В тусклом фонарном свете Андрей увидел: вместо левой ноги у Маркела куцая деревяшка. Подумал почему-то испуганно: «Кажись, этот ходил с Суллем».
– А я было туда намерился, – грустно сказал Маркел. Деревяшка холодно скрипнула на снегу.
– Мы на вечёрку, Маркел! Хочу сводить их, пусть девок повеселят.
– Пусть, пусть. Девок веселить надо. Жаль, в кабаке не застал вас. Извиняйте уж. Счастливо вам на вечёрке.
– Погоди, Маркел, – Афанасий взял его за рукав. – Я выглядывал тебя в кабаке. Выпить хотел с тобой.
– Вот, якорь те, – сокрушался Маркел добродушно, – мне бы пораньше, застал бы вас.
Подошел Смольков. Маркел поднял фонарь, оглядел Андрея, Смолькова, покивал им доброжелательно:
– Маркелом кличут меня. – И спросил Афанасия: – Сказывают, они спасли тебя?

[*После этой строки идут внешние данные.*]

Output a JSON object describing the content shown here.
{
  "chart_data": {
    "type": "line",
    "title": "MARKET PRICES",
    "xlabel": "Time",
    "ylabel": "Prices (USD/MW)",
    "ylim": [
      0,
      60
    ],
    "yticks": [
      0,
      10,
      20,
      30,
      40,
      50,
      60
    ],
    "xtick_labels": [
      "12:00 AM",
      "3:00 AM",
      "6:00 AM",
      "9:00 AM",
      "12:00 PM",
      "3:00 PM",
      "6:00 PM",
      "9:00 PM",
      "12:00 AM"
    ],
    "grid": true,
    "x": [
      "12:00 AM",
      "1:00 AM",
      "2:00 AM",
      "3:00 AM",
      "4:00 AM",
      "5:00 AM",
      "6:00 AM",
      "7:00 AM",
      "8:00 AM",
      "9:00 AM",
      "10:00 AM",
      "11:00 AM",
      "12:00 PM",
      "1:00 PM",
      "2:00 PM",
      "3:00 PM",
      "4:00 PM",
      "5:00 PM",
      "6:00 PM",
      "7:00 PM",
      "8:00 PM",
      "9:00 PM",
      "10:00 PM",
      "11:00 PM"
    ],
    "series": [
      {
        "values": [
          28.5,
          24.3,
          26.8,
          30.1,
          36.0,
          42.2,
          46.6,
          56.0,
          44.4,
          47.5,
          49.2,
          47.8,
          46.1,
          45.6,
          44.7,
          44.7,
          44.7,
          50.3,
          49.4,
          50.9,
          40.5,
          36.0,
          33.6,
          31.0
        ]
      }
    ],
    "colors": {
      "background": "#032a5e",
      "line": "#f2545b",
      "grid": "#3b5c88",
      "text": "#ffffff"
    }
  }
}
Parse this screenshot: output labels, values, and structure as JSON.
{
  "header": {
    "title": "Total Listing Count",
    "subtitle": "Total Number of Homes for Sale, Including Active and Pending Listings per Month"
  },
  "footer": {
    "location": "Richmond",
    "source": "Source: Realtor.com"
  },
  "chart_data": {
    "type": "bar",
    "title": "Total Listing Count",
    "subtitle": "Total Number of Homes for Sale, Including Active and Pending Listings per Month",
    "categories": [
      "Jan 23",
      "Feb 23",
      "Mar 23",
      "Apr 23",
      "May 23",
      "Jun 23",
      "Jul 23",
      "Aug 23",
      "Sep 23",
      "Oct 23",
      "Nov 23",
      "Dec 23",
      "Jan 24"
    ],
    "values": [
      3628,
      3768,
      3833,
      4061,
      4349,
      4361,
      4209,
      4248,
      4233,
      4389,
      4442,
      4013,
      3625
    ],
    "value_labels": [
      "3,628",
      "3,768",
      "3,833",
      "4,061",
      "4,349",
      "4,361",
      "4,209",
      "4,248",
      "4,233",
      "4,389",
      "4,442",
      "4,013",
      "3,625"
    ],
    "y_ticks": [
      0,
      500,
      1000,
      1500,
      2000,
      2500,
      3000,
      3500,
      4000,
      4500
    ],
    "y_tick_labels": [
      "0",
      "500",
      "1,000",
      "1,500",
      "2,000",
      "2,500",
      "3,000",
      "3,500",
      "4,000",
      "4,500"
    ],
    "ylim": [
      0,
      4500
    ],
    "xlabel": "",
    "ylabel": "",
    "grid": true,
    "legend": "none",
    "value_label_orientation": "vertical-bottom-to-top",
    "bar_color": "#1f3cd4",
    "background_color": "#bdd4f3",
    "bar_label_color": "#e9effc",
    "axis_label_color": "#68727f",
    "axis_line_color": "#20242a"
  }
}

– Он вот, – Афанасий похлопал рукой Андрея. – Брат теперь мне названый.
– В кузню будто ладишь его?
– Просится. Ему, говорит, всего нужня это ремесло.
– Учи, кузнец будет.
– Будет, – пообещал Афанасий.
Андрей все на ногу Маркела поглядывал. С Афанасием, верно ведь, могло такое же быть.
– А этот?
– Этот, вишь, с мандолиной. Плясать мастак и петь.
– Да, жаль, не застал вас, – сокрушался опять Маркел. – Сказывают, вы славно сходили на акул?